We’ve seen quite a few complaints from gamers this past weekend, unable to load up and play games on the Steam platform. The problem wasn’t hackers, or DDoS attacks, or anything else. Rather, the issue is something bundled with the game by default designed to keep titles “secure” from tampering. When something simple is overlooked, the fallout can be significant and that’s what we’re going to dig into.
What is Digital Rights Management?
This is something generally designed to protect copyrighted works or certain types of hardware. You’ve almost certainly encountered it going about your daily business. If you bought MP3 files from a music store but were unable to copy the files to different drives, or they only used the store’s own music player? That’s DRM. If you tried to copy a DVD and were prevented? That too is DRM.
If you tried to pirate a video game and all your attempts were thwarted? That is most definitely DRM. There’s been lots of somewhat peculiar DRM tactics in gaming land down the years. Who could forget Monkey Island’s Dial-A-Pirate? With always-on internet, things aren’t quite so peculiar anymore. Everything is typically done with software and digital/hardware identity verification.
The many forms of DRM
There are many different types of DRM for video games. Some of them are called plain old DRM. Others may be anti-tamper, or anti-cheat. Some might be a combination of all three.
One company, Denuvo, doesn’t want to be seen as DRM, and emphasizes the anti-tamper approach. Eventually, everything gets cracked. It’s one of those inevitable happenings. At that point, the DRM/anti-tamper/anti-cheat people go back to the drawing board. They then come back with something designed to last a little longer. And on it goes.
Still, whether you call it DRM, or anti-tamper, or anything else: if something goes wrong, the game(s) may not work for a while. Sometimes there are hotly contested claims about game performance, or degradation of certain types of hard drive. No matter your own opinion on these issues, if the game has something bundled in as DRM/anti-tamper, you’re stuck with it. Unless the developer relents and you don’t intend to sail the piracy high-seas, it’s a case of learning to live with the additions.
What happens when the additions fall over?
DRM additions to games have been in the news recently. Roughly 50 games broke on the new Alder Lake CPUs due to Denuvo tech not being compatible. The software saw two types of cores running and assumed they were from different PCs instead of the same processor. At this point the game would exit or crash out because the protection software thought someone was trying to run the game on two PCs sharing the same game key.
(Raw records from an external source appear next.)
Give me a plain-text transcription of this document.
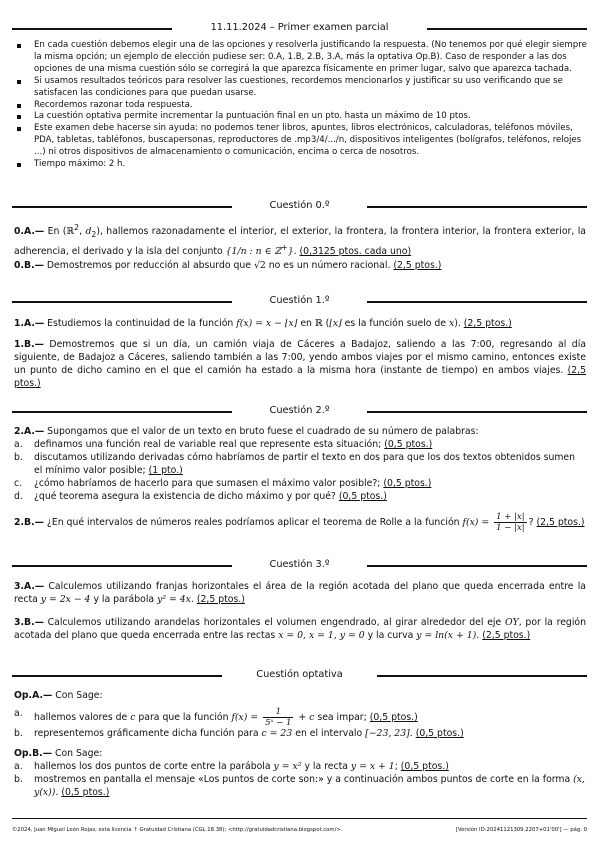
11.11.2024 – Primer examen parcial
En cada cuestión debemos elegir una de las opciones y resolverla justificando la respuesta. (No tenemos por qué elegir siempre la misma opción; un ejemplo de elección pudiese ser: 0.A, 1.B, 2.B, 3.A, más la optativa Op.B). Caso de responder a las dos opciones de una misma cuestión sólo se corregirá la que aparezca físicamente en primer lugar, salvo que aparezca tachada.
Si usamos resultados teóricos para resolver las cuestiones, recordemos mencionarlos y justificar su uso verificando que se satisfacen las condiciones para que puedan usarse.
Recordemos razonar toda respuesta.
La cuestión optativa permite incrementar la puntuación final en un pto. hasta un máximo de 10 ptos.
Este examen debe hacerse sin ayuda: no podemos tener libros, apuntes, libros electrónicos, calculadoras, teléfonos móviles, PDA, tabletas, tabléfonos, buscapersonas, reproductores de .mp3/4/.../n, dispositivos inteligentes (bolígrafos, teléfonos, relojes ...) ni otros dispositivos de almacenamiento o comunicación, encima o cerca de nosotros.
Tiempo máximo: 2 h.
Cuestión 0.º
0.A.— En (ℝ$^2$, $d_2$), hallemos razonadamente el interior, el exterior, la frontera, la frontera interior, la frontera exterior, la adherencia, el derivado y la isla del conjunto {1/n : n ∈ ℤ+}. (0,3125 ptos. cada uno)
0.B.— Demostremos por reducción al absurdo que √2 no es un número racional. (2,5 ptos.)
Cuestión 1.º
1.A.— Estudiemos la continuidad de la función f(x) = x − ⌊x⌋ en ℝ (⌊x⌋ es la función suelo de x). (2,5 ptos.)
1.B.— Demostremos que si un día, un camión viaja de Cáceres a Badajoz, saliendo a las 7:00, regresando al día siguiente, de Badajoz a Cáceres, saliendo también a las 7:00, yendo ambos viajes por el mismo camino, entonces existe un punto de dicho camino en el que el camión ha estado a la misma hora (instante de tiempo) en ambos viajes. (2,5 ptos.)
Cuestión 2.º
2.A.— Supongamos que el valor de un texto en bruto fuese el cuadrado de su número de palabras:
a. definamos una función real de variable real que represente esta situación; (0,5 ptos.)
b. discutamos utilizando derivadas cómo habríamos de partir el texto en dos para que los dos textos obtenidos sumen el mínimo valor posible; (1 pto.)
c. ¿cómo habríamos de hacerlo para que sumasen el máximo valor posible?; (0,5 ptos.)
d. ¿qué teorema asegura la existencia de dicho máximo y por qué? (0,5 ptos.)
2.B.— ¿En qué intervalos de números reales podríamos aplicar el teorema de Rolle a la función $f(x) = \frac{1 + |x|}{1 - |x|}$ ? (2,5 ptos.)
Cuestión 3.º
3.A.— Calculemos utilizando franjas horizontales el área de la región acotada del plano que queda encerrada entre la recta y = 2x − 4 y la parábola y² = 4x. (2,5 ptos.)
3.B.— Calculemos utilizando arandelas horizontales el volumen engendrado, al girar alrededor del eje OY, por la región acotada del plano que queda encerrada entre las rectas x = 0, x = 1, y = 0 y la curva y = ln(x + 1). (2,5 ptos.)
Cuestión optativa
Op.A.— Con Sage:
a. hallemos valores de c para que la función $f(x) = \frac{1}{\text{5ˣ − 1}} + c$ sea impar; (0,5 ptos.)
b. representemos gráficamente dicha función para c = 23 en el intervalo [−23, 23]. (0,5 ptos.)
Op.B.— Con Sage:
a. hallemos los dos puntos de corte entre la parábola y = x² y la recta y = x + 1; (0,5 ptos.)
b. mostremos en pantalla el mensaje «Los puntos de corte son:» y a continuación ambos puntos de corte en la forma (x, y(x)). (0,5 ptos.)
©2024, Juan Miguel León Rojas; esta licencia ↑ Gratuidad Cristiana (CGL 18.38); <http://gratuidadcristiana.blogspot.com/>.	[Versión ID:20241121309.2207+01'00'] — pág. 0
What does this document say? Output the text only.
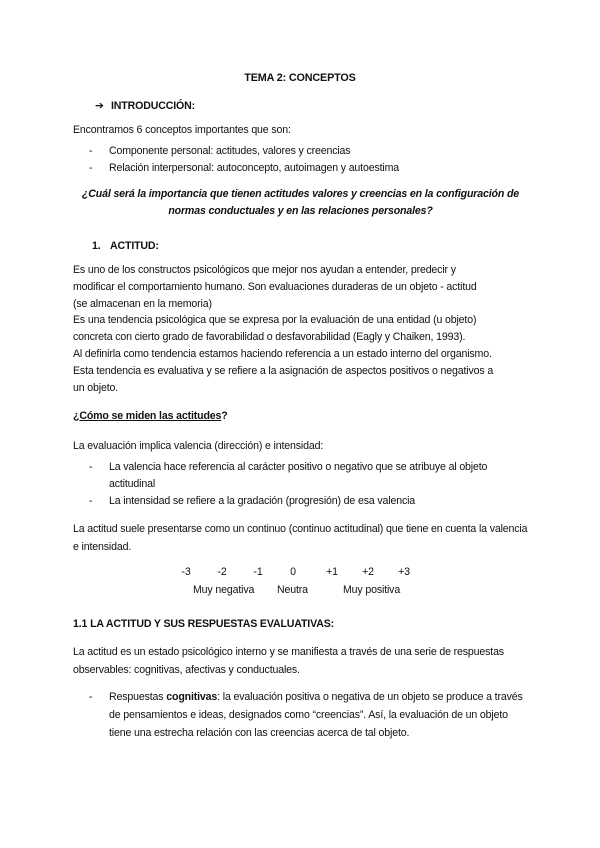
TEMA 2: CONCEPTOS
➔ INTRODUCCIÓN:
Encontramos 6 conceptos importantes que son:
- Componente personal: actitudes, valores y creencias
- Relación interpersonal: autoconcepto, autoimagen y autoestima
¿Cuál será la importancia que tienen actitudes valores y creencias en la configuración de normas conductuales y en las relaciones personales?
1. ACTITUD:
Es uno de los constructos psicológicos que mejor nos ayudan a entender, predecir y
modificar el comportamiento humano. Son evaluaciones duraderas de un objeto - actitud
(se almacenan en la memoria)
Es una tendencia psicológica que se expresa por la evaluación de una entidad (u objeto)
concreta con cierto grado de favorabilidad o desfavorabilidad (Eagly y Chaiken, 1993).
Al definirla como tendencia estamos haciendo referencia a un estado interno del organismo.
Esta tendencia es evaluativa y se refiere a la asignación de aspectos positivos o negativos a
un objeto.
¿Cómo se miden las actitudes?
La evaluación implica valencia (dirección) e intensidad:
- La valencia hace referencia al carácter positivo o negativo que se atribuye al objeto actitudinal
- La intensidad se refiere a la gradación (progresión) de esa valencia
La actitud suele presentarse como un continuo (continuo actitudinal) que tiene en cuenta la valencia e intensidad.
-3	-2	-1	0	+1	+2	+3
Muy negativa Neutra	Muy positiva
1.1 LA ACTITUD Y SUS RESPUESTAS EVALUATIVAS:
La actitud es un estado psicológico interno y se manifiesta a través de una serie de respuestas observables: cognitivas, afectivas y conductuales.
- Respuestas cognitivas: la evaluación positiva o negativa de un objeto se produce a través de pensamientos e ideas, designados como “creencias”. Así, la evaluación de un objeto tiene una estrecha relación con las creencias acerca de tal objeto.
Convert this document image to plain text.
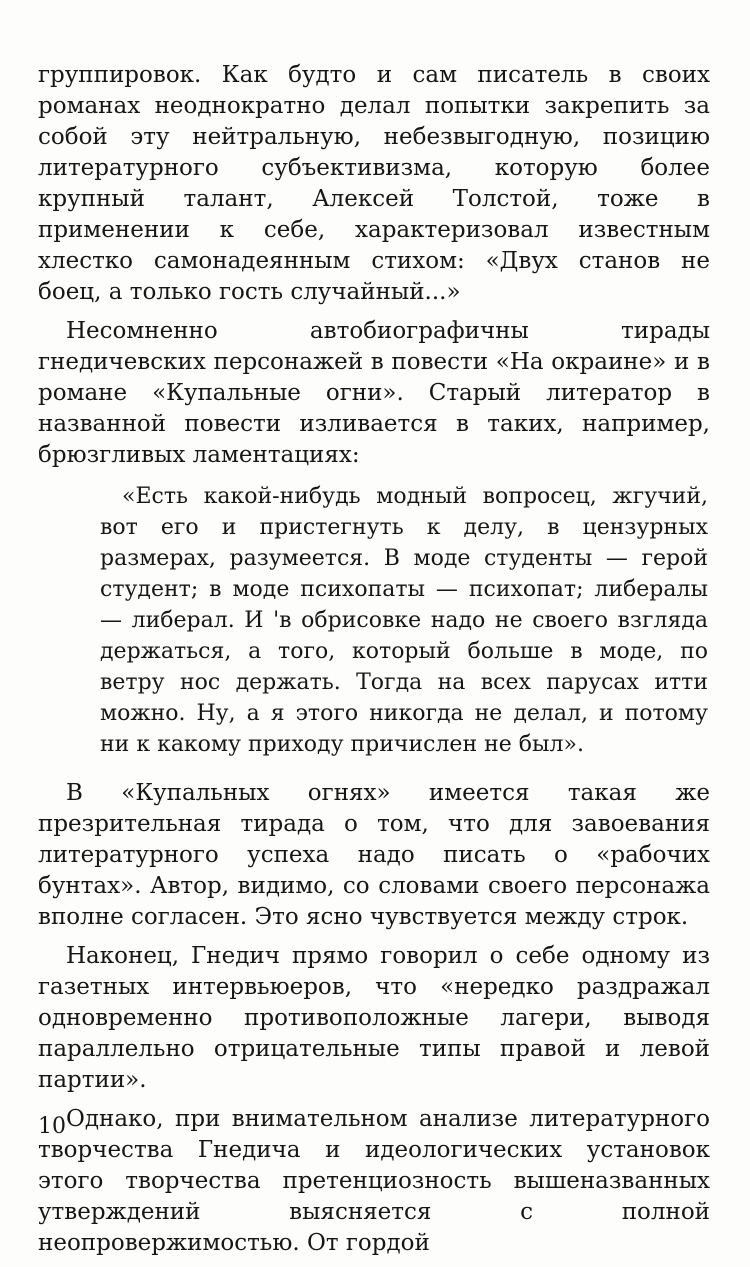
группировок. Как будто и сам писатель в своих романах неоднократно делал попытки закрепить за собой эту нейтральную, небезвыгодную, позицию литературного субъективизма, которую более крупный талант, Алексей Толстой, тоже в применении к себе, характеризовал известным хлестко самонадеянным стихом: «Двух станов не боец, а только гость случайный...»

Несомненно автобиографичны тирады гнедичевских персонажей в повести «На окраине» и в романе «Купальные огни». Старый литератор в названной повести изливается в таких, например, брюзгливых ламентациях:

«Есть какой-нибудь модный вопросец, жгучий, вот его и пристегнуть к делу, в цензурных размерах, разумеется. В моде студенты — герой студент; в моде психопаты — психопат; либералы — либерал. И 'в обрисовке надо не своего взгляда держаться, а того, который больше в моде, по ветру нос держать. Тогда на всех парусах итти можно. Ну, а я этого никогда не делал, и потому ни к какому приходу причислен не был».

В «Купальных огнях» имеется такая же презрительная тирада о том, что для завоевания литературного успеха надо писать о «рабочих бунтах». Автор, видимо, со словами своего персонажа вполне согласен. Это ясно чувствуется между строк.

Наконец, Гнедич прямо говорил о себе одному из газетных интервьюеров, что «нередко раздражал одновременно противоположные лагери, выводя параллельно отрицательные типы правой и левой партии».

Однако, при внимательном анализе литературного творчества Гнедича и идеологических установок этого творчества претенциозность вышеназванных утверждений выясняется с полной неопровержимостью. От гордой

10
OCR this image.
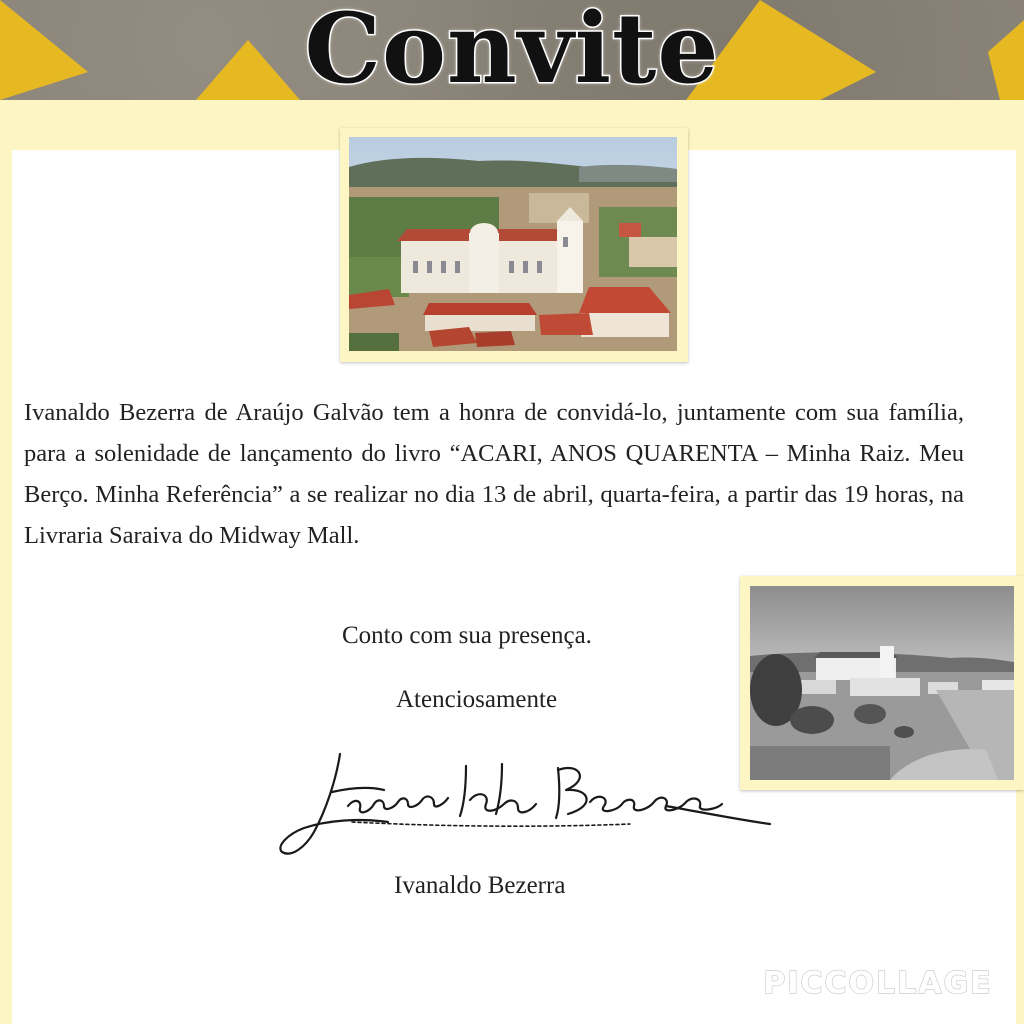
Convite
Ivanaldo Bezerra de Araújo Galvão tem a honra de convidá-lo, juntamente com sua família, para a solenidade de lançamento do livro “ACARI, ANOS QUARENTA – Minha Raiz. Meu Berço. Minha Referência” a se realizar no dia 13 de abril, quarta-feira, a partir das 19 horas, na Livraria Saraiva do Midway Mall.
Conto com sua presença.
Atenciosamente
Ivanaldo Bezerra
PICCOLLAGE
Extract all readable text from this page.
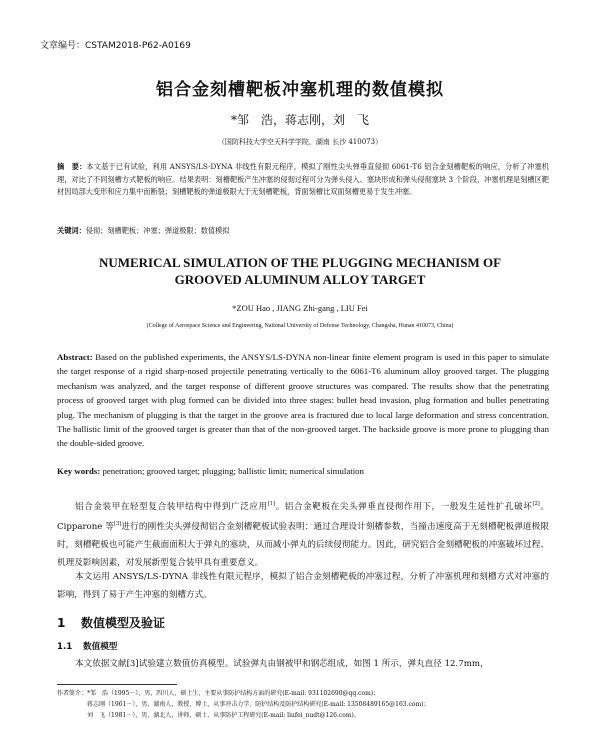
文章编号：CSTAM2018-P62-A0169
铝合金刻槽靶板冲塞机理的数值模拟
*邹　浩，蒋志刚，刘　飞
（国防科技大学空天科学学院，湖南 长沙 410073）
摘　要：本文基于已有试验，利用 ANSYS/LS-DYNA 非线性有限元程序，模拟了刚性尖头弹垂直侵彻 6061-T6 铝合金刻槽靶板的响应，分析了冲塞机理，对比了不同刻槽方式靶板的响应。结果表明：刻槽靶板产生冲塞的侵彻过程可分为弹头侵入、塞块形成和弹头侵彻塞块 3 个阶段，冲塞机理是刻槽区靶材因局部大变形和应力集中而断裂；刻槽靶板的弹道极限大于无刻槽靶板，背面刻槽比双面刻槽更易于发生冲塞。
关键词：侵彻；刻槽靶板；冲塞；弹道极限；数值模拟
NUMERICAL SIMULATION OF THE PLUGGING MECHANISM OF
GROOVED ALUMINUM ALLOY TARGET
*ZOU Hao , JIANG Zhi-gang , LIU Fei
(College of Aerospace Science and Engineering, National University of Defense Technology, Changsha, Hunan 410073, China)
Abstract: Based on the published experiments, the ANSYS/LS-DYNA non-linear finite element program is used in this paper to simulate the target response of a rigid sharp-nosed projectile penetrating vertically to the 6061-T6 aluminum alloy grooved target. The plugging mechanism was analyzed, and the target response of different groove structures was compared. The results show that the penetrating process of grooved target with plug formed can be divided into three stages: bullet head invasion, plug formation and bullet penetrating plug. The mechanism of plugging is that the target in the groove area is fractured due to local large deformation and stress concentration. The ballistic limit of the grooved target is greater than that of the non-grooved target. The backside groove is more prone to plugging than the double-sided groove.
Key words: penetration; grooved target; plugging; ballistic limit; numerical simulation
铝合金装甲在轻型复合装甲结构中得到广泛应用[1]。铝合金靶板在尖头弹垂直侵彻作用下，一般发生延性扩孔破坏[2]。Cipparone 等[3]进行的刚性尖头弹侵彻铝合金刻槽靶板试验表明：通过合理设计刻槽参数，当撞击速度高于无刻槽靶板弹道极限时，刻槽靶板也可能产生截面面积大于弹丸的塞块，从而减小弹丸的后续侵彻能力。因此，研究铝合金刻槽靶板的冲塞破坏过程、机理及影响因素，对发展新型复合装甲具有重要意义。
本文运用 ANSYS/LS-DYNA 非线性有限元程序，模拟了铝合金刻槽靶板的冲塞过程，分析了冲塞机理和刻槽方式对冲塞的影响，得到了易于产生冲塞的刻槽方式。
1 数值模型及验证
1.1 数值模型
本文依据文献[3]试验建立数值仿真模型。试验弹丸由钢被甲和钢芯组成，如图 1 所示，弹丸直径 12.7mm，
作者简介：*邹　浩（1995－），男，四川人，硕士生，主要从事防护结构方面的研究(E-mail: 931102690@qq.com)；
　　　　　蒋志刚（1961－），男，湖南人，教授，博士，从事冲击力学、防护结构及防护结构研究(E-mail: 13508489165@163.com)；
　　　　　刘　飞（1981－），男，湖北人，讲师，硕士，从事防护工程研究(E-mail: liufei_nudt@126.com)。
This is most definitely not optimal, and can only be addressed by workarounds and/or official patches, all of which takes time. However, things can definitely get worse.
When things get worse
There were multiple reports of games suddenly breaking, or not being bootable on Sunday. The key factor between all the titles affected was that they used some form of Denuvo. For example, Back 4 Blood uses the anti-tamper system. So what happened to these games?
Expiration notice
Well, it definitely wasn’t hackers or some form of shenanigans.
DRM or anti-tamper systems will usually validate the install of a game on a PC the first time it runs. It may also do something similar anytime the game or the operating system updates, or you install the game onto another PC. Some games will only allow you to install on a handful of systems simultaneously. They may go down a different route and grant you a certain number of installs. Once you use them all up, you might have to contact the game developer for a new batch of installs, or re authenticate your account.
Why did so many games apparently break at the weekend? Fingers are pointing at a domain registration snafu. It seems as though a URL used for some form of authentication wasn’t renewed. It likely entered a form of grace period and then once it passed, everything stopped functioning as expected.
While this state of affairs existed, many games simply wouldn’t work anymore. It didn’t matter if the games in question were single or multiplayer titles. The domain in question has now been updated and games are working again, so that’s good news. Those of a nervous disposition may wish to pretend the new expiration date has been set years in advance, instead of 2022.